Le Monde de Djayesse

Un peu de tout : du cinéma (beaucoup), de l'actu (un peu) et toute cette sorte de choses [A bit of everythying: cinema (a lot), news (a little) and all this kind of things]

Publié le par Djayesse
Publié dans : #Cinéma, #Comédie dramatique, #Guerre, #Jean-Jacques Annaud
La Victoire en chantant (Jean-Jacques Annaud, 1976)

« La République nous appelle,
Sachons vaincre ou sachons périr ;
Un Français doit vivre pour elle,
Pour elle un Français doit mourir. »

Si on connaît les premières paroles du Chant du Départ, on en ignore souvent le refrain ci-dessus (1). Et ce refrain est tout adapté pour ce film de guerre bien singulier.

Mais reprenons.

 

En Afrique Equatoriale Française, on se prépare à fêter le nouvel an : 1915 s’annonce bien. Et puis le jeune Hubert Fresnoy (Jacques Spiesser) reçoit les derniers numéros de l’Humanité. C’est la consternation : Jaurès a été tué. Pour les autres, c’est une information différente qui retient leur attention : la guerre a été déclarée contre l’Allemagne !

Poussé par les quelques colons français, le sergent Bosselet (Jean Carmet) déclare la mobilisation générale sans grand enthousiasme.

Dès lors, il n’y a plus qu’un seul objectif : aller tuer les Boches qui sont positionnés de l’autre côté de la rivière ! Les mêmes avec qui on faisait des affaires.

 

Pour un premier film, Jean-Jacques Annaud fait fort ! C’est à boulet rouge qu’il tire sur la bourgeoisie, la guerre et la colonisation. Il faut dire que ces trois thèmes vont souvent ensemble : on fait la guerre pour les bourgeois et on espère coloniser l’adversaire. Sans oublier la religion, accessoire indispensable du sabre militaire !

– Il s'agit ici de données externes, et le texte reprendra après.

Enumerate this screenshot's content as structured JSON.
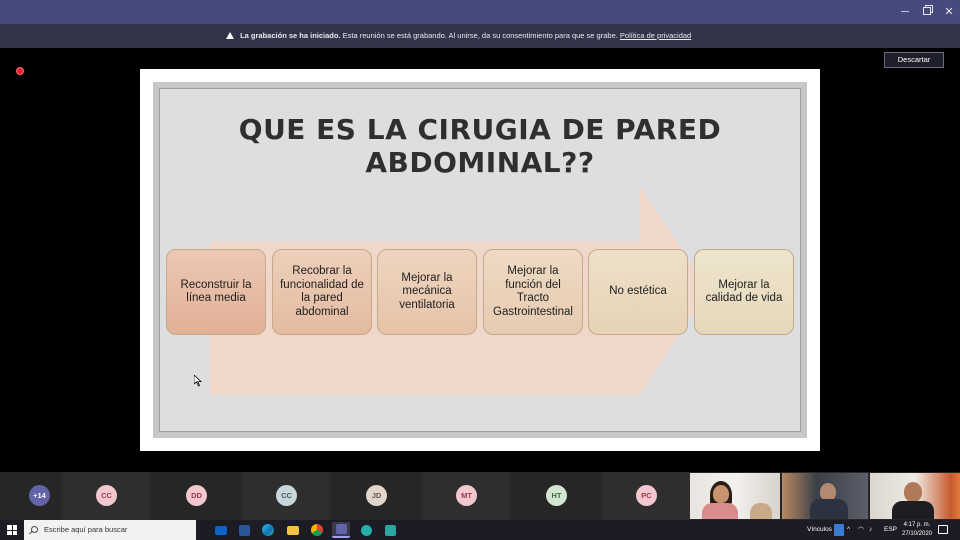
{
  "window": {
    "minimize_glyph": "─",
    "close_glyph": "✕"
  },
  "banner": {
    "bold_text": "La grabación se ha iniciado.",
    "text": "Esta reunión se está grabando. Al unirse, da su consentimiento para que se grabe.",
    "link": "Política de privacidad",
    "discard_label": "Descartar"
  },
  "slide": {
    "title_line1": "QUE ES LA CIRUGIA DE PARED",
    "title_line2": "ABDOMINAL??",
    "steps": [
      "Reconstruir la línea media",
      "Recobrar la funcionalidad de la pared abdominal",
      "Mejorar la mecánica ventilatoria",
      "Mejorar la función del Tracto Gastrointestinal",
      "No estética",
      "Mejorar la calidad de vida"
    ]
  },
  "participants": {
    "more": "+14",
    "avatars": [
      {
        "initials": "CC",
        "bg": "#f3c7cf",
        "fg": "#9b3b4b"
      },
      {
        "initials": "DD",
        "bg": "#f3c7cf",
        "fg": "#9b3b4b"
      },
      {
        "initials": "CC",
        "bg": "#c8d7dc",
        "fg": "#3e5b66"
      },
      {
        "initials": "JD",
        "bg": "#e2d6cc",
        "fg": "#6b5646"
      },
      {
        "initials": "MT",
        "bg": "#f3c7cf",
        "fg": "#9b3b4b"
      },
      {
        "initials": "HT",
        "bg": "#d2e6d2",
        "fg": "#3d6b3d"
      },
      {
        "initials": "PC",
        "bg": "#f3c7cf",
        "fg": "#9b3b4b"
      }
    ]
  },
  "taskbar": {
    "search_placeholder": "Escribe aquí para buscar",
    "links_label": "Vínculos",
    "language": "ESP",
    "time": "4:17 p. m.",
    "date": "27/10/2020"
  },
  "colors": {
    "accent": "#6264a7",
    "banner_bg": "#33344a",
    "titlebar_bg": "#474a7c"
  }
}
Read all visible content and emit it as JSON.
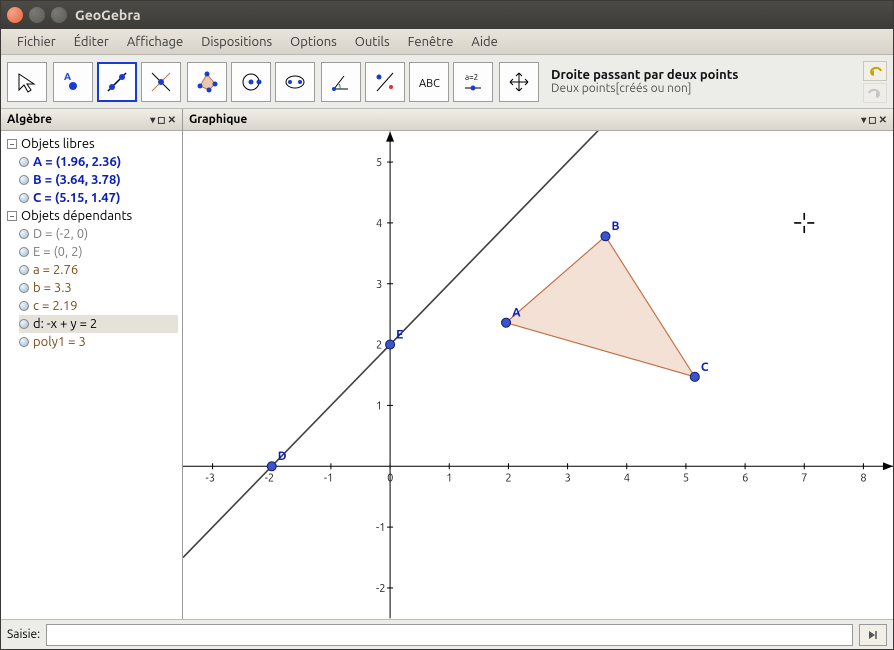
{
  "window": {
    "title": "GeoGebra"
  },
  "menu": [
    "Fichier",
    "Éditer",
    "Affichage",
    "Dispositions",
    "Options",
    "Outils",
    "Fenêtre",
    "Aide"
  ],
  "toolbar": {
    "selected_index": 2,
    "buttons": [
      "move-arrow",
      "point",
      "line-two-points",
      "perpendicular",
      "polygon",
      "circle-center",
      "ellipse",
      "angle",
      "reflect",
      "text-label",
      "slider",
      "pan"
    ],
    "desc_title": "Droite passant par deux points",
    "desc_sub": "Deux points[créés ou non]"
  },
  "panels": {
    "algebra": {
      "title": "Algèbre",
      "groups": [
        {
          "label": "Objets libres",
          "items": [
            {
              "text": "A = (1.96, 2.36)",
              "cls": "c-free"
            },
            {
              "text": "B = (3.64, 3.78)",
              "cls": "c-free"
            },
            {
              "text": "C = (5.15, 1.47)",
              "cls": "c-free"
            }
          ]
        },
        {
          "label": "Objets dépendants",
          "items": [
            {
              "text": "D = (-2, 0)",
              "cls": "c-gray"
            },
            {
              "text": "E = (0, 2)",
              "cls": "c-gray"
            },
            {
              "text": "a = 2.76",
              "cls": "c-brown"
            },
            {
              "text": "b = 3.3",
              "cls": "c-brown"
            },
            {
              "text": "c = 2.19",
              "cls": "c-brown"
            },
            {
              "text": "d: -x + y = 2",
              "cls": "",
              "selected": true
            },
            {
              "text": "poly1 = 3",
              "cls": "c-brown"
            }
          ]
        }
      ]
    },
    "graph": {
      "title": "Graphique"
    }
  },
  "saisie": {
    "label": "Saisie:",
    "value": ""
  },
  "chart_data": {
    "type": "scatter",
    "title": "",
    "xlabel": "",
    "ylabel": "",
    "xlim": [
      -3.5,
      8.5
    ],
    "ylim": [
      -2.5,
      5.5
    ],
    "xticks": [
      -3,
      -2,
      -1,
      0,
      1,
      2,
      3,
      4,
      5,
      6,
      7,
      8
    ],
    "yticks": [
      -2,
      -1,
      1,
      2,
      3,
      4,
      5
    ],
    "points": [
      {
        "name": "A",
        "x": 1.96,
        "y": 2.36
      },
      {
        "name": "B",
        "x": 3.64,
        "y": 3.78
      },
      {
        "name": "C",
        "x": 5.15,
        "y": 1.47
      },
      {
        "name": "D",
        "x": -2,
        "y": 0
      },
      {
        "name": "E",
        "x": 0,
        "y": 2
      }
    ],
    "polygon": [
      "A",
      "B",
      "C"
    ],
    "lines": [
      {
        "name": "d",
        "equation": "-x + y = 2",
        "p1": [
          -3.5,
          -1.5
        ],
        "p2": [
          5.5,
          7.5
        ]
      }
    ]
  }
}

Mais là, c’est avant tout la guerre pour elle-même dont il est question. Nulle revendication territoriale ou idéologique, seulement l’envie d’en découdre avec un ennemi.

Une petite guerre de rien du tout : un village frontière qui va attaquer un poste isolé. Mais dans le cœur (et l’esprit) de ces patriotes de la dernière heure (la guerre est déjà bien entamée et meurtrière en janvier 1915).

 

C’est aussi une guerre qui ne dure pas, puisque les Allemands vont se rendre aux Britanniques. Mais on peut imaginer qu’à la proportionnelle, c’est l’une des batailles les plus meurtrières de ce conflit mondial. Et surtout, on remarque que les seules victimes de cet engouement patriotique sont les autochtones. Mal entraînés et mal équipés (à peine 20 fusils pour une centaines de soldats), il ne font pas long feu devant la mitrailleuse allemande. Et même l’offensive – un tantinet plus élaborée de Fresnoy tourne au désastre, ajoutant encore des victimes que l’enjeu dépasse complètement.

Alors vous parlez d’un « effet bénéfique de la colonisation » ! (2)

 

Annaud nous démontre avec ce film l’absurdité de la guerre – il faut le rappeler souvent puisqu’on continue à se battre de nos jours – mais d’une manière très astucieuse et subtile. Elle se réduit à des classes bâclées pour ces soldats d’occasion et le bruit de la mitrailleuse au loin pendant que les civils pique-niquent tranquillement « comme au bon vieux temps » de la guerre : c’est seulement quand les premiers blessés commencent à refluer qu’ils prennent conscience de l’aspect meurtrier de la chose et retournent vite fait dans leurs quartiers !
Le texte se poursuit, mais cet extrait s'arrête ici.